Michael Goettler

Group President, Pfizer Upjohn
Michael Goettler

Michael Goettler is currently Executive Vice President, Pfizer and is a member of the Company’s Executive Leadership Team. In this role, he will be responsible for the newly created Established Medicines business, effective fiscal year 2019. With more than 23 years in the pharmaceutical industry, Michael has extensive commercial leadership experience and has lived and worked in multiple markets and regions, in both Asia/Pacific and Europe.

Michael joined Pfizer in 2009, as part of the Wyeth acquisition and has held a number of senior leader roles at both Wyeth and Pfizer with increasing responsibility across multiple therapeutic areas, including primary and specialty care. Most recently, he served as the Global President of Pfizer Inflammation & Immunology, leading Pfizer’s global five-billion-dollar portfolio of inline medicines, as well as late-stage, early development and research strategy and programs spanning rheumatology, dermatology and gastroenterology. Before then, he led Pfizer Rare Disease, where he initiated the company’s commercial move into gene therapy.
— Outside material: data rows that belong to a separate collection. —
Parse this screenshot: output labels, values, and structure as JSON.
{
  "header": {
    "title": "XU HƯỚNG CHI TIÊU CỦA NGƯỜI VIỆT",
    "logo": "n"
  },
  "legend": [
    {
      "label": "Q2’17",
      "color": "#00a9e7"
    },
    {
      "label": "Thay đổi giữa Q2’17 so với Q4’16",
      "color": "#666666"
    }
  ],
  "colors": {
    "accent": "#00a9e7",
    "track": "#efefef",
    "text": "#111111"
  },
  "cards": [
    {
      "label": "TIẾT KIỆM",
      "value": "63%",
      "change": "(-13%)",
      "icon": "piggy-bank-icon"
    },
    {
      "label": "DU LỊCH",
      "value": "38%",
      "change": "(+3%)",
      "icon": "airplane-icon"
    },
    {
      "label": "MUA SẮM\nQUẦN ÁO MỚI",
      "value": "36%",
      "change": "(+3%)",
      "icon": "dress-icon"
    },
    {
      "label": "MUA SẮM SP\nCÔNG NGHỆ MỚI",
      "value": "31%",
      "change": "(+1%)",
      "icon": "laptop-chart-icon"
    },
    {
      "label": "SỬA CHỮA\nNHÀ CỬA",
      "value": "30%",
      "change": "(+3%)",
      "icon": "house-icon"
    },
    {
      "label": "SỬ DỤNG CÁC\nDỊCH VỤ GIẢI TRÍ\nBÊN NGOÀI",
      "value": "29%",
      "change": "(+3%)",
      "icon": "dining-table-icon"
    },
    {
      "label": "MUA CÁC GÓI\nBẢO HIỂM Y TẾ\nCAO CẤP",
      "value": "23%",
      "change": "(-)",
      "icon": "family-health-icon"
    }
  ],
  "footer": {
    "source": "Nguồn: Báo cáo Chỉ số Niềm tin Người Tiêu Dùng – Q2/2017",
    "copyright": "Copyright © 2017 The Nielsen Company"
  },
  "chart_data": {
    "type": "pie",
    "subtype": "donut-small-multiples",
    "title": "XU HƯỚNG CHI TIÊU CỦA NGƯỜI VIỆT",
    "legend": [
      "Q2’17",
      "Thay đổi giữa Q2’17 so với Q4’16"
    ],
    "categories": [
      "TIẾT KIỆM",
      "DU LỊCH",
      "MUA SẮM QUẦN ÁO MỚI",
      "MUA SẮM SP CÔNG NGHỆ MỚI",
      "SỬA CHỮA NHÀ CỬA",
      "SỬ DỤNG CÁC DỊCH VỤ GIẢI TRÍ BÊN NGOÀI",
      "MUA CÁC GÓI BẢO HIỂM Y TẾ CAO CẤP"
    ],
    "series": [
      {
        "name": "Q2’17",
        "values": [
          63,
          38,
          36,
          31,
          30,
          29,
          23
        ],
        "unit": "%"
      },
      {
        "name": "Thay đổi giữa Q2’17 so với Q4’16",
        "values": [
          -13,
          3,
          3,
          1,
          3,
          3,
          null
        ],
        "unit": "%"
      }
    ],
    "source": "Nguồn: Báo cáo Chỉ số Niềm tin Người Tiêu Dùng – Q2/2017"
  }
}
Prior to Wyeth, Michael held a variety of senior roles at Sanofi Aventis in the US and Japan in business development, eBusiness and global marketing.

Michael began his career working at Hoechst in Germany, where he quickly moved into roles of increasing responsibility, including Executive Vice President & CEO of Hoechst Marion Roussel Korea.

Michael, a native German, Michael studied in Germany, France, and the U.S. He holds an M.B.A. from the University of Texas at Austin and graduated from the Koblenz School of Corporate Management in Germany. Prior to joining Pfizer, Michael worked at Hoechst, Aventis Pharma, and Sanofi.

Michael is a member of the board of directors of PSI (Population Services International), a global health organization dedicated to improving the health of people in the developing world by focusing on serious challenges like a lack of family planning, HIV and AIDS, barriers to maternal health, and the greatest threats to children under five, including malaria, diarrhea, pneumonia and malnutrition.